そのため、管の寿命や安全性を十分に確保するための基準として、曲げ半径は「管の外径の25倍以上」と定められています。これだけ大きなゆとりを持たせて、なだらかにカーブさせるのが鉄則です。
(ウ)
硬質ポリ塩化ビニル管の「RR継手」は、受口のゴムパッキンにパイプを差し込んで繋ぐ構造です。
接着剤で固めないため、温度変化による管の伸び縮みを吸収できるメリットがあります。しかし、その反面ただ差し込んであるだけなので、高い水圧やウォーターハンマー(水撃作用)による強い衝撃を受けると、その勢いで接合部がスポンと抜けてしまう(離脱する)弱点があります。
そのため、水圧がかかりやすい曲がり角などでは、あらかじめ抜けないように固定する対策が必要です。
(エ)
なぜ配水管の位置に対して「低い」箇所で高水圧になるのか、その理由は「水の重さ(位置エネルギー)」が原因です。
水は高いところから低いところへ流れるとき、高低差(落差)が大きければ大きいほど、下へ向かって強い圧力がかかります。

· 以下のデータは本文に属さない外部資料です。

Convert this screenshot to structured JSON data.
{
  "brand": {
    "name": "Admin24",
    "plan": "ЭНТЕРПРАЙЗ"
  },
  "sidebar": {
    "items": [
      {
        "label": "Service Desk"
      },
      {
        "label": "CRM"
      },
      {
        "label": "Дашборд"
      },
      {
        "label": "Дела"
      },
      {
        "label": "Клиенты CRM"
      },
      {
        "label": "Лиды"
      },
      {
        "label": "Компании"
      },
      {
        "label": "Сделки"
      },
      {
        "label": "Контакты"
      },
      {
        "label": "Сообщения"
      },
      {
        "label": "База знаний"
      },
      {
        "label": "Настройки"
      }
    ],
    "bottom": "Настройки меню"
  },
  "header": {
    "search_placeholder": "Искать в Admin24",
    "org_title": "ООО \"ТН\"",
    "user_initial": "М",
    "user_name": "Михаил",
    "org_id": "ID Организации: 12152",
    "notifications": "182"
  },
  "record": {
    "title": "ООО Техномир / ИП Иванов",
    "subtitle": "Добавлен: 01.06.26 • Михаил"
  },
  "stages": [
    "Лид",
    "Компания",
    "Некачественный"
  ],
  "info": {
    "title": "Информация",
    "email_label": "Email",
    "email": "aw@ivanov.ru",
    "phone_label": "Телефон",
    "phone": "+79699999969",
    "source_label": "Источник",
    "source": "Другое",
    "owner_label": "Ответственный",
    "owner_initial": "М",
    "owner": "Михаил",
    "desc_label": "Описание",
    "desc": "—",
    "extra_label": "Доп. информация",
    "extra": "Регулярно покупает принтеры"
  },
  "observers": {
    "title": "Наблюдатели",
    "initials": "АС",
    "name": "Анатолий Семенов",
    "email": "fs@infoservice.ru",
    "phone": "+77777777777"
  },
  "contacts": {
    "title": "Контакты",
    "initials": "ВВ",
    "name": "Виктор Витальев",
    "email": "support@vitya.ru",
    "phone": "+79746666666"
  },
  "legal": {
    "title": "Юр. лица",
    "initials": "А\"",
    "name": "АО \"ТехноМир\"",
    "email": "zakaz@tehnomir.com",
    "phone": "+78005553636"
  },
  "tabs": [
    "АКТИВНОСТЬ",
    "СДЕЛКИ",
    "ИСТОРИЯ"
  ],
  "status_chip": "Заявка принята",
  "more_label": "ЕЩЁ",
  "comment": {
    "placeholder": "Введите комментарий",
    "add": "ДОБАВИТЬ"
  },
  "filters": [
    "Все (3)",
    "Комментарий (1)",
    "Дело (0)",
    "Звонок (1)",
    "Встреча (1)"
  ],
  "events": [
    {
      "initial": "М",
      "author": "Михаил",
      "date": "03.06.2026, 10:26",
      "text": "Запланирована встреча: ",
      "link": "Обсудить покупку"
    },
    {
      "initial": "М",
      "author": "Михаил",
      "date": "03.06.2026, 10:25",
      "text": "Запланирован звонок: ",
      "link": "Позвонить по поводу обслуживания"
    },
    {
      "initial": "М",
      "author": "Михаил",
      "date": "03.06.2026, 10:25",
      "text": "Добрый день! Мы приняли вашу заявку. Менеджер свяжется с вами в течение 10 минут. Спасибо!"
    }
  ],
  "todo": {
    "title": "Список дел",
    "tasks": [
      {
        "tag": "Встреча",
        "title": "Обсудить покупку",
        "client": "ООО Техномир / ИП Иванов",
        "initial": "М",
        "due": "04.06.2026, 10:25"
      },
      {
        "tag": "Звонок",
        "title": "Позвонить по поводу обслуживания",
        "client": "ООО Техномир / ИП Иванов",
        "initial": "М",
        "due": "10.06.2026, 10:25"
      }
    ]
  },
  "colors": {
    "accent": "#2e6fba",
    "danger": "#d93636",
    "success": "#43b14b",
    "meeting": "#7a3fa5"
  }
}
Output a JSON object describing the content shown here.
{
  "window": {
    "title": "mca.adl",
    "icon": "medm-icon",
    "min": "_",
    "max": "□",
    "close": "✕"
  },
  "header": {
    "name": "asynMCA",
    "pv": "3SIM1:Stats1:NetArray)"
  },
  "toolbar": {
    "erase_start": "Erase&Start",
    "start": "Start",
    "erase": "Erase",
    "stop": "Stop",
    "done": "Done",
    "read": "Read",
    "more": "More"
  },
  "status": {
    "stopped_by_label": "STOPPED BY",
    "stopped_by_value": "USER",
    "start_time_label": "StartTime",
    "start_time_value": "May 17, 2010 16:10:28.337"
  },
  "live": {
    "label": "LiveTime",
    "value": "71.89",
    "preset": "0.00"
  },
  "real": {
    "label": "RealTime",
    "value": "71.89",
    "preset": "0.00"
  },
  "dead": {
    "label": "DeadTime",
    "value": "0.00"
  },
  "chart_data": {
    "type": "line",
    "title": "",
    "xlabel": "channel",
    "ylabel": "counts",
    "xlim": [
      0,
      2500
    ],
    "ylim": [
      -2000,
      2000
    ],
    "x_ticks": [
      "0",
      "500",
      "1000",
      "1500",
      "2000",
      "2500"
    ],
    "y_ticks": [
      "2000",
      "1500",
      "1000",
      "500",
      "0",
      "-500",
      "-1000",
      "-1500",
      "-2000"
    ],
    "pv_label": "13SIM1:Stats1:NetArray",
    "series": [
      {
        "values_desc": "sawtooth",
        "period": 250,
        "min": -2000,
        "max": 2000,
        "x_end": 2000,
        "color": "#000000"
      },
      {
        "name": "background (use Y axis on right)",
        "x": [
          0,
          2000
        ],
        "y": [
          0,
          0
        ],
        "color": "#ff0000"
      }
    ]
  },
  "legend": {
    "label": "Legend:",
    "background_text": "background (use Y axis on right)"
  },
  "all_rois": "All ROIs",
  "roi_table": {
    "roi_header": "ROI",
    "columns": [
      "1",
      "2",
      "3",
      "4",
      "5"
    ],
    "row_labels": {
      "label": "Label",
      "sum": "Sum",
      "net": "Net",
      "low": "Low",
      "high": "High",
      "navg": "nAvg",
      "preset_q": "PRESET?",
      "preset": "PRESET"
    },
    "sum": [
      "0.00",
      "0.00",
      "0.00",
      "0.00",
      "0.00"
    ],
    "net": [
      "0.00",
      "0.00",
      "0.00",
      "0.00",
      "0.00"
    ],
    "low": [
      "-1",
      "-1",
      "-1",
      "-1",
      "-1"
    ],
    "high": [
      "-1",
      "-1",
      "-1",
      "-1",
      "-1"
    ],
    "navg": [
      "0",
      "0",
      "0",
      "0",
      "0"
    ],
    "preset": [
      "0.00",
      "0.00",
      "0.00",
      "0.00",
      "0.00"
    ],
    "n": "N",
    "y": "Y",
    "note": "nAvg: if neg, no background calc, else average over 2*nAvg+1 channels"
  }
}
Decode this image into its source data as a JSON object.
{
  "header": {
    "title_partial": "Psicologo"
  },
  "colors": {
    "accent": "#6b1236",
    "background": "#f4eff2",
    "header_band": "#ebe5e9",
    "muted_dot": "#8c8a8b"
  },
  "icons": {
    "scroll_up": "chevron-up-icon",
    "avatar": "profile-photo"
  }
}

イメージとしては、高層マンションの1階を想像してみてください。上の階にたまっている水の重みが、すべて下の階にドスンと乗っかってくるため、1階の蛇口ほどものすごい勢いで水が飛び出そうとしますよね。
これと同じ現象が、街の配管(配水管)と住宅の給水装置の間でも起こります。配水管よりも「著しく低い場所」にある給水装置には、上にある水の重みがすべて圧力としてのしかかるため、高水圧が生じてしまうのです。
この問題は、給水管の安全を守るための具体的な基準値と、トラブルを防ぐための施工や地形の知識を問う内容です。
試験対策としては、サンドブラスト防止の30cm、無理のないカーブのための25倍、差し込むだけなので抜けやすいRR継手、そして水の重みで圧力がかかる低い箇所というように、現場の物理的なイメージと数値をセットで記憶に定着させておきましょう。